On the other hand, they are vulnerable to heat and impacts and can easily ignite when flammable gases are generated inside or there is a short circuit. They must be handled with great care.

In fiscal 2023, instances of fires believed to have been caused by storage batteries mixed in with household garbage doubled from the previous fiscal year to about 8,500. If cases of small-scale fires and smoke generation are included, the number exceeded 20,000.

In December last year, a fire seemingly caused by lithium-ion batteries broke out at a waste disposal facility in Moriya, Ibaraki Prefecture, causing damage that will require about two years and billions of yen to rectify. This kind of fire is occurring in various parts of the county, and the situation is serious.

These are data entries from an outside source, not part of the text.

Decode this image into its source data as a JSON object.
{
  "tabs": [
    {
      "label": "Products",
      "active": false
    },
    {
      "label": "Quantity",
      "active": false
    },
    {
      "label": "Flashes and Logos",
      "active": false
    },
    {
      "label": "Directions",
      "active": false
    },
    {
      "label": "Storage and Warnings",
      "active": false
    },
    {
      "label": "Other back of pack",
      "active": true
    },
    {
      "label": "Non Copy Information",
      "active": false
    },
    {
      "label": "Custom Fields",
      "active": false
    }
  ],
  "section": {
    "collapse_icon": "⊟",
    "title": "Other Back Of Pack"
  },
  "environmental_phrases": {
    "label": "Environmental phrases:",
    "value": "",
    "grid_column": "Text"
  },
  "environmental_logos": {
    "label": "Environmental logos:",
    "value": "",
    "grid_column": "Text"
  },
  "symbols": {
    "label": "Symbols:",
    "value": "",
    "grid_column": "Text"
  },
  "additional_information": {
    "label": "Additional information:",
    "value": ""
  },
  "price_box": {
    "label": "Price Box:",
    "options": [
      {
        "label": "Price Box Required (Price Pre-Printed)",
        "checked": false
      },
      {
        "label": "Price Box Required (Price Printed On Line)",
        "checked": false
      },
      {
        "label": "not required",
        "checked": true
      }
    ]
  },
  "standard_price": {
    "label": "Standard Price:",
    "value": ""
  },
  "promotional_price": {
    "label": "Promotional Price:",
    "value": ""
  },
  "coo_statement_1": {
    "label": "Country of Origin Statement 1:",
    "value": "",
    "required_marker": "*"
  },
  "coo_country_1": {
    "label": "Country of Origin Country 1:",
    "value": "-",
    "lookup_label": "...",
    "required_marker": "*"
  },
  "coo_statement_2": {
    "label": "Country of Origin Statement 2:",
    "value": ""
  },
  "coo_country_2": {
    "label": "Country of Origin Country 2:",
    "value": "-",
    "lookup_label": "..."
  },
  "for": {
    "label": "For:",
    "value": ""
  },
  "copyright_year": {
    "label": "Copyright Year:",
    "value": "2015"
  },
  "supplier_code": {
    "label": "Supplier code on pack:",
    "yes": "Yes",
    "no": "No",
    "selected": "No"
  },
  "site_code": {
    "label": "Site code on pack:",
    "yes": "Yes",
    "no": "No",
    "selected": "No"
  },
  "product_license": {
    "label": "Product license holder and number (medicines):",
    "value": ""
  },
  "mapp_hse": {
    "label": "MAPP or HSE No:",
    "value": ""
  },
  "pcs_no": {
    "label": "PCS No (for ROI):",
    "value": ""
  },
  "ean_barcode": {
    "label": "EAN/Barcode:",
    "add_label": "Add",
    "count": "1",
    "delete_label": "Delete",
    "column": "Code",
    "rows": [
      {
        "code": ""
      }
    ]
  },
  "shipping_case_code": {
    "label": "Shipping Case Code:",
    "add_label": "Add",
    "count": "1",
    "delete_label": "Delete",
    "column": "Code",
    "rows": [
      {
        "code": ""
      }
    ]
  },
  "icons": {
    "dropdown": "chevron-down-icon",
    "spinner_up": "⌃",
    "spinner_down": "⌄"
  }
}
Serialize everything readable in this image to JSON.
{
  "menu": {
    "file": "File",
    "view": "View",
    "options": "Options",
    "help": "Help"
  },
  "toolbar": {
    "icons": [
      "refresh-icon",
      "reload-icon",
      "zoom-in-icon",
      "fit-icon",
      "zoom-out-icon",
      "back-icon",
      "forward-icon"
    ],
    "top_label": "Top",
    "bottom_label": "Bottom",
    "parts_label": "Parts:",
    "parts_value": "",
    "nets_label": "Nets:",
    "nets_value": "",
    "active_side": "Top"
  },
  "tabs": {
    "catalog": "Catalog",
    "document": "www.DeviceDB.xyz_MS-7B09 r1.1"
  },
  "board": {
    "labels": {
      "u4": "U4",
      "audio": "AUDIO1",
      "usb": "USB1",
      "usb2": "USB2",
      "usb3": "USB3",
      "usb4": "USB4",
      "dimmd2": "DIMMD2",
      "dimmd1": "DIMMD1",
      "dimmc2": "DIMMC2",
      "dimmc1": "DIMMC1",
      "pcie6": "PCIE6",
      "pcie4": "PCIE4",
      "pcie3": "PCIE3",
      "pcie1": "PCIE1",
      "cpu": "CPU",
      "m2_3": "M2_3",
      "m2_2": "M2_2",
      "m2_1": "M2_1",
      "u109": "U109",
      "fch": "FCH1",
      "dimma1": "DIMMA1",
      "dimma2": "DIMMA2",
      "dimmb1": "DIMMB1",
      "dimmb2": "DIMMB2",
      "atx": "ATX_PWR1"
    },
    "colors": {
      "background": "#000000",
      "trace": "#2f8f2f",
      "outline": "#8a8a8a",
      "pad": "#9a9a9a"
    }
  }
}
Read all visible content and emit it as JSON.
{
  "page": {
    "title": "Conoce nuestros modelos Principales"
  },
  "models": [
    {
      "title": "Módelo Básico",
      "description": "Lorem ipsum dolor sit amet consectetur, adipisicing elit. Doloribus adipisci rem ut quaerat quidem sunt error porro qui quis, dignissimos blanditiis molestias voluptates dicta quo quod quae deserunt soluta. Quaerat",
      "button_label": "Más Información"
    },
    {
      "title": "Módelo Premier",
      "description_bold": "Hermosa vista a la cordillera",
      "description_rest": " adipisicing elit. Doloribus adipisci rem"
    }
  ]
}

Even if storage batteries have deteriorated, they can be collected and recycled to retrieve scarce resources such as cobalt and nickel. This is an important initiative for Japan, which has limited natural resources.

Manufacturers and others are collecting lithium-ion batteries on their own initiative. The Environment Ministry is also urging municipalities to implement the separate collection of storage batteries. In response, about 70% of municipalities are making efforts to regularly collect them as “hazardous materials,” among other steps.

However, according to an investigation by the Internal Affairs and Communications Ministry on noncombustible and other household garbage in 43 cities nationwide, many lithium-ion batteries were found, either separately or built into heated tobacco products, as well as smartphone and mobile batteries.

There is a possibility that users of products containing lithium-ion batteries threw them out as household garbage without recognizing that they needed to be recycled.

Although lithium-ion batteries should be recycled fundamentally, some municipalities had been simply burying or incinerating them for reasons such as a “lack of waste disposal companies.”

It is important for the central government and manufacturers to grasp how lithium-ion batteries and the products containing them are actually being disposed, and to improve the collection and recycling of them.

Some lithium-ion batteries are integrated into products and are difficult to remove. Manufacturers must make it easier to remove the storage batteries from products to encourage recycling.

A topic that should be under consideration is the central government providing a certain amount of financial support to municipalities that have concerns about the burden associated with the costs of separate collection and recycling.

Efforts to deepen public understanding are also essential. It is hoped that the central and local governments as well as manufacturers will further strengthen their efforts to make the collection methods for storage batteries well known to the public.